I hadn’t the energy to divert their quarrel. ‘Right,’ I said, sliding my apron over my head and wishing I was alone. I turned my back on them and opened the larder. ‘I’ll call you when supper’s ready,’ I said. I felt oddly nervous about Michael’s imminent approach, sensing his arrival as if he were a giant, making the ground tremble at each step. Nothing was out of place, but I felt unsettled and light-headed. I couldn’t make sense of the array of tins and packets I stared at. We’d just have to have a late supper, it wouldn’t be the end of the world. I put potatoes in the sink, one each and one for the pot, flushing the soil from them, turning them over and over under the tap.

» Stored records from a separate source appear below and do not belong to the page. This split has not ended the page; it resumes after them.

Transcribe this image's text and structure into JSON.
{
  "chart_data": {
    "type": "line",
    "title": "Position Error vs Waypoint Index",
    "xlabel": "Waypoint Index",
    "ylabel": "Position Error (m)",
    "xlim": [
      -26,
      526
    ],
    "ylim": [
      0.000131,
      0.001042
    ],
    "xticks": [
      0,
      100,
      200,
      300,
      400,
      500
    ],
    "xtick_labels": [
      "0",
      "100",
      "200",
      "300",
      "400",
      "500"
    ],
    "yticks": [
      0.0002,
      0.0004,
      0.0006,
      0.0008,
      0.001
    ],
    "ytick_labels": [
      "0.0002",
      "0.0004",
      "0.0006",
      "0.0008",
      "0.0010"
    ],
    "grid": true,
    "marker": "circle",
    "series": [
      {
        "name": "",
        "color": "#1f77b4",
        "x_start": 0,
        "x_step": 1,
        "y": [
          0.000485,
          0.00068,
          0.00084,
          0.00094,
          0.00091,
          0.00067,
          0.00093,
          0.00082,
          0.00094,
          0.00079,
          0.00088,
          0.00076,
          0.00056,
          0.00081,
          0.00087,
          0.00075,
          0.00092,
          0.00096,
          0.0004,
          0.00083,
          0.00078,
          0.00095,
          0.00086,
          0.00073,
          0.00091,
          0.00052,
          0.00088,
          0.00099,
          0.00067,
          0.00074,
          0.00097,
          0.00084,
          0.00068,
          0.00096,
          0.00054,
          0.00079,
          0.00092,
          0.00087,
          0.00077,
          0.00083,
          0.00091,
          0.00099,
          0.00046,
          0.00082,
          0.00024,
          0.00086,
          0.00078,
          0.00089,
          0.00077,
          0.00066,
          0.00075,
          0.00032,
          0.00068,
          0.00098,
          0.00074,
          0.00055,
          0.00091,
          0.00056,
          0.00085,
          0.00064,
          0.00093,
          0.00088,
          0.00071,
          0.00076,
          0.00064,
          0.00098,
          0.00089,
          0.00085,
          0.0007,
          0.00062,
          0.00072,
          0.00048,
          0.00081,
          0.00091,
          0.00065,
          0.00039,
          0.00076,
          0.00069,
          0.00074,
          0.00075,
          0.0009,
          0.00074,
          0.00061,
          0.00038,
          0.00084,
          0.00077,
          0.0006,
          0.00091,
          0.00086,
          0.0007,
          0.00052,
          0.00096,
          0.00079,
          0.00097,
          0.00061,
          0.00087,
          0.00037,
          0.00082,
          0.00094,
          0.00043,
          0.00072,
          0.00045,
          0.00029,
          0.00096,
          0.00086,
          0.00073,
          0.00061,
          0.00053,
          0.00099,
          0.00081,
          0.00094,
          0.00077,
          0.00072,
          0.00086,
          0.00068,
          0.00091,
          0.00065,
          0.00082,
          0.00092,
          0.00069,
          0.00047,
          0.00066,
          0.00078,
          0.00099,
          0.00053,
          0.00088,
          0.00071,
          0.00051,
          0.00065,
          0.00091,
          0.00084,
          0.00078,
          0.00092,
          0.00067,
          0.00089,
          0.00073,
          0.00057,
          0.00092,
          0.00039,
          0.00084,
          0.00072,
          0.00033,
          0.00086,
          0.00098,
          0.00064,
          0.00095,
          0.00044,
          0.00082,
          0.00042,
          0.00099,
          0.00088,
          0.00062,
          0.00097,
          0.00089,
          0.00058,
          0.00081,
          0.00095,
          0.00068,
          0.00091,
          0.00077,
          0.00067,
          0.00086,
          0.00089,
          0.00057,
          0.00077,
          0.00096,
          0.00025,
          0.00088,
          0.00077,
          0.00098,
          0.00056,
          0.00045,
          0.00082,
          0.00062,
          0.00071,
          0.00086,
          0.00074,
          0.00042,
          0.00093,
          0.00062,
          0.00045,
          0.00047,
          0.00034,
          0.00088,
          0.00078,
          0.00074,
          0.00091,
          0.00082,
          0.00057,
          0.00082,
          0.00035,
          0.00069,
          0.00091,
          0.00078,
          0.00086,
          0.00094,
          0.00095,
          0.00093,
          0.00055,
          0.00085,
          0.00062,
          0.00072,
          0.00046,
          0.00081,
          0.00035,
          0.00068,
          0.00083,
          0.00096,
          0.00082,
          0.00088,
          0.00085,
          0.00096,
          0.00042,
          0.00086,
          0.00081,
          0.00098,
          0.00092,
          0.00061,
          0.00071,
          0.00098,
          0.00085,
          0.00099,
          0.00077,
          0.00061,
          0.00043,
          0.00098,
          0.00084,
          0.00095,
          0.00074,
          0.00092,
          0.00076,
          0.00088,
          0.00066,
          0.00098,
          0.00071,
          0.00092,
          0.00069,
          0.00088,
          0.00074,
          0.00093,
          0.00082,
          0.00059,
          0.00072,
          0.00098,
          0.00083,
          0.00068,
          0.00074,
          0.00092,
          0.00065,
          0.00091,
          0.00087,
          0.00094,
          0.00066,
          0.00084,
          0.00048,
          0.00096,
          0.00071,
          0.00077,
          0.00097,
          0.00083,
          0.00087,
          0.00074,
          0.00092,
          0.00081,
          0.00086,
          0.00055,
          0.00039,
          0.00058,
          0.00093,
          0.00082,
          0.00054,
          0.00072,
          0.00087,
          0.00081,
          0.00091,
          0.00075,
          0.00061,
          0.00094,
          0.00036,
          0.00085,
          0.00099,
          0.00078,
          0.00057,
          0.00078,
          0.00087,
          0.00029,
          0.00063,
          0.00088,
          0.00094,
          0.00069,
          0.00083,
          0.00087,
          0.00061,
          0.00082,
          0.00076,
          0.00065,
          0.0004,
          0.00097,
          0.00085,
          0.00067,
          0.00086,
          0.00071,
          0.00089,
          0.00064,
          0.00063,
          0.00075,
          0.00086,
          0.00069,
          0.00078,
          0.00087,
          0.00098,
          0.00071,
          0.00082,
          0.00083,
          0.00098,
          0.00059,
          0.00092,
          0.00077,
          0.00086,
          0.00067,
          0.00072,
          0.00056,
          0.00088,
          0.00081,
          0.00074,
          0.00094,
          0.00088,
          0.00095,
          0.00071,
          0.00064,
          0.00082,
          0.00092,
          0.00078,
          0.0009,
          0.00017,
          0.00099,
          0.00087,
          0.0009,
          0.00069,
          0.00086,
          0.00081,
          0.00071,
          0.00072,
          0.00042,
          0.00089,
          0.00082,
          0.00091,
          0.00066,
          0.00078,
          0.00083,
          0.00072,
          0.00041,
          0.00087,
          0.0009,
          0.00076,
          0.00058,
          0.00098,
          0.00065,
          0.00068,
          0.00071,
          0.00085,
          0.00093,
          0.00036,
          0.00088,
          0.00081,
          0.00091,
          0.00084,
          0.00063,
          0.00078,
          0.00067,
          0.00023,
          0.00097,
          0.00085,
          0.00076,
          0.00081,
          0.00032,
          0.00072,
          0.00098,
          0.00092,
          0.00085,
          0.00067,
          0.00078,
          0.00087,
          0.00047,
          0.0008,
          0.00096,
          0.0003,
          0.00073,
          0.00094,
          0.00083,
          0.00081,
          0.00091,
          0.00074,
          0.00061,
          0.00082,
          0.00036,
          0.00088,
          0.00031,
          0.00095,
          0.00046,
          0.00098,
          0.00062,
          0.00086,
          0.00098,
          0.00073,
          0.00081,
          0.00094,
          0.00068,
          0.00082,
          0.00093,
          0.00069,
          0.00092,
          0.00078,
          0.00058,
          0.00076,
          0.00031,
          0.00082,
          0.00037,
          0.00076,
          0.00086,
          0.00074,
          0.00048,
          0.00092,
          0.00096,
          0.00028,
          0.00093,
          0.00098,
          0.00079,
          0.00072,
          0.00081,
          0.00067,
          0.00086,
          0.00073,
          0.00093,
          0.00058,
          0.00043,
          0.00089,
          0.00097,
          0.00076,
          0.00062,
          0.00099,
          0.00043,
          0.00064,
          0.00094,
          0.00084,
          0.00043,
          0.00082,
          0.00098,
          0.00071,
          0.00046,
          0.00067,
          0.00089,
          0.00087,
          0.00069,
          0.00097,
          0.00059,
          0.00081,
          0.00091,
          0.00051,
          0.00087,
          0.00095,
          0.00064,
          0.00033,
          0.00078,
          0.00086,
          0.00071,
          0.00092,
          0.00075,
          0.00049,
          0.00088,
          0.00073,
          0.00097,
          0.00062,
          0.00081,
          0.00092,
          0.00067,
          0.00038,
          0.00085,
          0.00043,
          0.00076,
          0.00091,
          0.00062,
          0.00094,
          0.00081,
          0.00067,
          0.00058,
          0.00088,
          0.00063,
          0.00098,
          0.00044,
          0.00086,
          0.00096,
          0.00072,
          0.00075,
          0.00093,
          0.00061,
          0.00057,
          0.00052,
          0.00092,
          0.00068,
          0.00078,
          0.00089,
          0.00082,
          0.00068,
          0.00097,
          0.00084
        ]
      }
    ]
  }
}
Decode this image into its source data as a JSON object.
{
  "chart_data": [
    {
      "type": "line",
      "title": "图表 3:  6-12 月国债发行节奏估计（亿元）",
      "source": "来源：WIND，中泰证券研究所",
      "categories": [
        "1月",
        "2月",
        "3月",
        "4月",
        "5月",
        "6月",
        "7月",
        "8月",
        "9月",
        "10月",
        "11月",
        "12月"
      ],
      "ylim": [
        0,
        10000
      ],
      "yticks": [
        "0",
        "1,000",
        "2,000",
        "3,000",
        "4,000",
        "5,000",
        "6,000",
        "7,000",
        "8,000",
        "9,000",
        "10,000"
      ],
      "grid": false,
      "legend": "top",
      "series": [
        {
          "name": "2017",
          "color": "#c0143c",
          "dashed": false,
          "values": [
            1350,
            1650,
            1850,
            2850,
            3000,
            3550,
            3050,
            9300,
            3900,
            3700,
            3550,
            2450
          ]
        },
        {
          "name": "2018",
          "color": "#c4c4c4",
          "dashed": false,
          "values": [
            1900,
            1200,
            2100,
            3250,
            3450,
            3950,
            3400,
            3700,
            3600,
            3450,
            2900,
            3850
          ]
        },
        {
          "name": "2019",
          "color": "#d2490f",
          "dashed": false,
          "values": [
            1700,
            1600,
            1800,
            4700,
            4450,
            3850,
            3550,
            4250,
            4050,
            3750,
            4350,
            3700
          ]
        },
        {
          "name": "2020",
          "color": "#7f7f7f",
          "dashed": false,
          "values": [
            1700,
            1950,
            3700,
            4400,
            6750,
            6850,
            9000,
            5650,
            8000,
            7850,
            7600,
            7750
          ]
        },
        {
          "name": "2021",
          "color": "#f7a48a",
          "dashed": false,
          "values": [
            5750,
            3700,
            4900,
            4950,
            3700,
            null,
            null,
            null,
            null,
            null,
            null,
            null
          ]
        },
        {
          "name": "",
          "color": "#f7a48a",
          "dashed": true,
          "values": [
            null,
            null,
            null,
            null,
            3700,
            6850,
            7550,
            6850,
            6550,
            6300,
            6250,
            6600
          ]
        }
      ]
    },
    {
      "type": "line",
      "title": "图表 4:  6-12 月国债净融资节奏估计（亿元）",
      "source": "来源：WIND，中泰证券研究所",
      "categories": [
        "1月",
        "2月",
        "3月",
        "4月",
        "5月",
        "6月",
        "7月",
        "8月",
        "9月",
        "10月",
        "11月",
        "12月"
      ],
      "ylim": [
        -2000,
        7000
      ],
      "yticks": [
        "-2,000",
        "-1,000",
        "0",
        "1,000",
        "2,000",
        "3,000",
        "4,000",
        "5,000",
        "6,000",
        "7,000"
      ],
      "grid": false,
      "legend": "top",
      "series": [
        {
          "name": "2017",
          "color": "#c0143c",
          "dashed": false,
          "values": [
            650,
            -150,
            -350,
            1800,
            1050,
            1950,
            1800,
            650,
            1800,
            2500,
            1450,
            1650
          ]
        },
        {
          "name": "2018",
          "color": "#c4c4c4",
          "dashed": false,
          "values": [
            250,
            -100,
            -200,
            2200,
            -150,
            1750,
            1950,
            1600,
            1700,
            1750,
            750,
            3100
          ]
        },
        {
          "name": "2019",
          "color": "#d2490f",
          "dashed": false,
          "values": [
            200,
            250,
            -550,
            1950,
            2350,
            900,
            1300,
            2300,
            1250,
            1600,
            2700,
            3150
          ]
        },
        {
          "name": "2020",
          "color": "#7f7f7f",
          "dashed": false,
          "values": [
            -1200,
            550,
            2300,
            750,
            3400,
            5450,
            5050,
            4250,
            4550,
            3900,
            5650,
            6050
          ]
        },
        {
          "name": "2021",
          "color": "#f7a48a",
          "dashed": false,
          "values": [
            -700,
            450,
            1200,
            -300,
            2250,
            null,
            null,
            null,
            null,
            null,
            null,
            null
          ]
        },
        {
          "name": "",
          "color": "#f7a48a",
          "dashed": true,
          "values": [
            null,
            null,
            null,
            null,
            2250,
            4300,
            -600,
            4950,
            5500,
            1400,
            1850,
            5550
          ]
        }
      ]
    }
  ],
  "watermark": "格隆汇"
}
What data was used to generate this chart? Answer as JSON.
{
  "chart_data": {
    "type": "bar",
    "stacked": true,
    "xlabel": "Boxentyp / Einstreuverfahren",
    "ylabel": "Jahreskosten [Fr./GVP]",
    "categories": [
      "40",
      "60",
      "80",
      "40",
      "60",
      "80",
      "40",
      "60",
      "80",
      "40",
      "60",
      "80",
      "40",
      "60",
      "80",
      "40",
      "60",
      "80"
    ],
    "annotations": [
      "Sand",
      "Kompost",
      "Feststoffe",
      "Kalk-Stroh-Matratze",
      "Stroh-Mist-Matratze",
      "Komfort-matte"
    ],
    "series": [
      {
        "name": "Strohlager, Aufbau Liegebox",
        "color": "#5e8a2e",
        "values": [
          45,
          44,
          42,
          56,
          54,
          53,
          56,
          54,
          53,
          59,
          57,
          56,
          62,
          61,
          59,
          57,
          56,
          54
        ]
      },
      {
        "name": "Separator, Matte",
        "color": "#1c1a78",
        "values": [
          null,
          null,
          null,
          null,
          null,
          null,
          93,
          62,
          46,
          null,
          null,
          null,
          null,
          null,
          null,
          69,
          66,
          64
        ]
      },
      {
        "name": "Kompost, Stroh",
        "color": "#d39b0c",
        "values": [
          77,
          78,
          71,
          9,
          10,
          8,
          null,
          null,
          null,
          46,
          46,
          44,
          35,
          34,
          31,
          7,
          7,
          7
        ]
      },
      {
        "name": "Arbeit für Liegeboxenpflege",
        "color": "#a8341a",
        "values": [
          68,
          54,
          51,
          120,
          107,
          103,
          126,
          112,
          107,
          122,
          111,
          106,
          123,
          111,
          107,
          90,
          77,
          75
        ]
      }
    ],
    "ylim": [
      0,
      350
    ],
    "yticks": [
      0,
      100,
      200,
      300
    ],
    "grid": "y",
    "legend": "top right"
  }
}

I heard the soft scuff of Sarah’s suede soles in the hallway then the thump-thump as she ran upstairs, two at a time. I hacked more from the potatoes than I intended, slicing chunks of flesh away with the peel and gouging greater circles than was necessary to remove black eyes.
When Sheila knocked at the back door, I definitely frowned before I smiled, and I know she noticed. She wore a dark pink lipstick and the tips of her two front teeth were striped pink, too.
‘Apologies,’ she said, without a trace of sorrow in her voice. ‘Still peeling?’ She inspected the saucepans and tins lined up in readiness, laying a manicured finger on top of the can of peas. ‘Do carry on,’ she said. ‘Don’t mind me.’
‘I’d better.’ I heaped the potatoes on to the draining board. ‘Running a bit late.’ I slopped too much water, splashing myself.